Ordené la casa de mi suegra, pero solo recibí reproches

Limpié la casa de mi suegra y solo recibí reproches

Desde que Antonio y yo empezamos a salir, han pasado varios años. Nuestra relación avanzó despacio, pero con seguridad. Él era atento, cariñoso, hacía todo para que me sintiera amada. Hace poco me pidió matrimonio, y acepté feliz. Soñábamos con un futuro juntos, planeábamos nuestra vida, y parecía que nada podía salir mal.

Durante los preparativos de la boda, sus padres se fueron de vacaciones y nos ofrecieron quedarnos en su casa. Antonio se entusiasmó al instante; decía que sería una oportunidad de vivir juntos, de sentirnos como una familia. Aunque algo dentro de mí me inquietaba —era una casa ajena, no conocía bien a sus padres y sentía la responsabilidad—, acepté. El amor pesa más que los miedos.

Al principio, todo parecía perfecto. Me entregué a las tareas del hogar con gusto: cocinaba, lavaba, limpiaba. Antonio casi no ayudaba, creyendo que su papel era ganar dinero y el mío, mantener el hogar. No discutí. Además, él ganaba bien, y me parecía justo ocuparme de la casa.

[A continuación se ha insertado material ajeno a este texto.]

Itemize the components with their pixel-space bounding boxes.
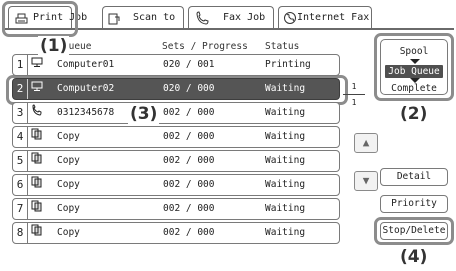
copy-icon: [31, 223, 43, 243]
job-name: Copy: [57, 179, 80, 190]
job-row[interactable]: 6 Copy 002 / 000 Waiting: [12, 174, 340, 196]
job-name: Computer02: [57, 83, 115, 94]
callout-2: (2): [398, 104, 430, 124]
job-row[interactable]: 2 Computer02 020 / 000 Waiting: [12, 78, 340, 100]
spool-panel: Spool Job Queue Complete: [380, 39, 448, 95]
page-divider: [343, 94, 365, 95]
column-header-status: Status: [265, 41, 300, 52]
job-name: Copy: [57, 131, 80, 142]
job-status: Waiting: [265, 83, 306, 94]
job-progress: 002 / 000: [163, 131, 215, 142]
job-row[interactable]: 8 Copy 002 / 000 Waiting: [12, 222, 340, 244]
computer-icon: [31, 79, 43, 99]
job-status: Waiting: [265, 131, 306, 142]
callout-1: (1): [38, 36, 70, 56]
arrow-down-icon: [410, 59, 420, 64]
scroll-up-button[interactable]: ▲: [354, 133, 378, 153]
copy-icon: [31, 199, 43, 219]
job-status: Printing: [265, 59, 311, 70]
phone-icon: [31, 103, 43, 123]
job-number: 2: [13, 79, 28, 99]
stop-delete-button[interactable]: Stop/Delete: [380, 222, 448, 240]
tab-scan-to[interactable]: Scan to: [102, 6, 184, 28]
job-number: 1: [13, 55, 28, 75]
copy-icon: [31, 151, 43, 171]
job-number: 5: [13, 151, 28, 171]
arrow-down-icon: ▼: [362, 174, 370, 187]
job-name: 0312345678: [57, 107, 115, 118]
job-row[interactable]: 1 Computer01 020 / 001 Printing: [12, 54, 340, 76]
page-total: 1: [351, 98, 357, 107]
tab-fax-job-label: Fax Job: [223, 12, 266, 23]
fax-icon: [195, 11, 209, 34]
internet-fax-icon: [283, 11, 297, 34]
computer-icon: [31, 55, 43, 75]
job-progress: 002 / 000: [163, 107, 215, 118]
job-status: Waiting: [265, 107, 306, 118]
job-status: Waiting: [265, 179, 306, 190]
callout-3: (3): [128, 104, 160, 124]
job-progress: 020 / 001: [163, 59, 215, 70]
complete-button[interactable]: Complete: [381, 83, 447, 94]
job-status: Waiting: [265, 227, 306, 238]
job-row[interactable]: 4 Copy 002 / 000 Waiting: [12, 126, 340, 148]
column-header-progress: Sets / Progress: [162, 41, 248, 52]
detail-button[interactable]: Detail: [380, 168, 448, 186]
job-number: 4: [13, 127, 28, 147]
job-progress: 002 / 000: [163, 179, 215, 190]
job-row[interactable]: 7 Copy 002 / 000 Waiting: [12, 198, 340, 220]
job-progress: 002 / 000: [163, 227, 215, 238]
job-number: 6: [13, 175, 28, 195]
job-name: Copy: [57, 227, 80, 238]
tab-internet-fax[interactable]: Internet Fax: [278, 6, 372, 28]
priority-button[interactable]: Priority: [380, 195, 448, 213]
job-progress: 002 / 000: [163, 203, 215, 214]
job-name: Copy: [57, 155, 80, 166]
spool-button[interactable]: Spool: [381, 46, 447, 57]
highlight-print-job-tab: [2, 1, 78, 37]
arrow-up-icon: ▲: [362, 136, 370, 149]
tab-fax-job[interactable]: Fax Job: [188, 6, 274, 28]
job-progress: 020 / 000: [163, 83, 215, 94]
job-status: Waiting: [265, 155, 306, 166]
job-number: 3: [13, 103, 28, 123]
job-status: Waiting: [265, 203, 306, 214]
tab-internet-fax-label: Internet Fax: [297, 12, 370, 23]
copy-icon: [31, 175, 43, 195]
job-queue-button[interactable]: Job Queue: [385, 65, 443, 78]
copy-icon: [31, 127, 43, 147]
page-current: 1: [351, 82, 357, 91]
job-number: 7: [13, 199, 28, 219]
scroll-down-button[interactable]: ▼: [354, 171, 378, 191]
callout-4: (4): [398, 247, 430, 267]
job-name: Copy: [57, 203, 80, 214]
job-name: Computer01: [57, 59, 115, 70]
job-row[interactable]: 3 0312345678 002 / 000 Waiting: [12, 102, 340, 124]
job-progress: 002 / 000: [163, 155, 215, 166]
job-row[interactable]: 5 Copy 002 / 000 Waiting: [12, 150, 340, 172]
scan-icon: [108, 12, 120, 34]
job-number: 8: [13, 223, 28, 243]
tab-scan-to-label: Scan to: [133, 12, 176, 23]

Todo cambió cuando sus padres regresaron.

Había dejado la casa impecable: suelos relucientes, ventanas limpias, los armarios ordenados. Hice un postre, preparé la cena… Todo para que vieran que les esperábamos con cariño. Pero en vez de agradecimiento, recibí un golpe a mi orgullo. Antonio, incómodo, me dijo que su madre creía que era una dejada.

—Dice que no limpiaste el baño, que la bañera está sucia —repetía él—. Y que la cocina parece un campo de batalla. Además, el postre no está bueno.

Me sentí como si me hubieran echado un cubo de agua fría. Me esforcé tanto, di mi tiempo y energía para ser una buena anfitriona. Y a cambio, frialdad, humillación. Cualquiera con dos dedos de frente agradecería ese trabajo, pero mi suegra buscaba cualquier excusa para criticar. Parecía decidida a no aceptarme.

Después de eso, Antonio se distanció. Ya no hablaba de la boda con la misma ilusión, ni de nuestros planes. Y empecé a temerlo. ¿De verdad la opinión de su madre podía arruinarlo todo?

No entiendo qué más debo hacer. ¿Me precipité al aceptar casarme? Si ni con mi esfuerzo logré ganarme a su madre, ¿qué me espera después? ¿Críticas constantes? ¿Humillaciones? ¿Competir por el respeto de su hijo?

Ahora me arrepiento de actuar como dueña de casa. Debí quedarme como invitada, sin esforzarme tanto. Quizás así no habrían tenido motivos para reprocharme.

Antonio ya había comentado que le gustaría vivir con sus padres hasta ahorrar para un piso. Pero después de esto… No. No volveré a pisar esa casa. Sin respeto, no hay lugar para mí.

Ahora me enfrento a una decisión: seguir luchando por él y su familia, sacrificándome, o parar y preguntarme: ¿realmente quiero esta unión? Donde no hay respeto desde el principio, difícilmente habrá amor después.

Tal vez el problema no soy yo, sino que intento entrar en una familia que no quiere aceptarme.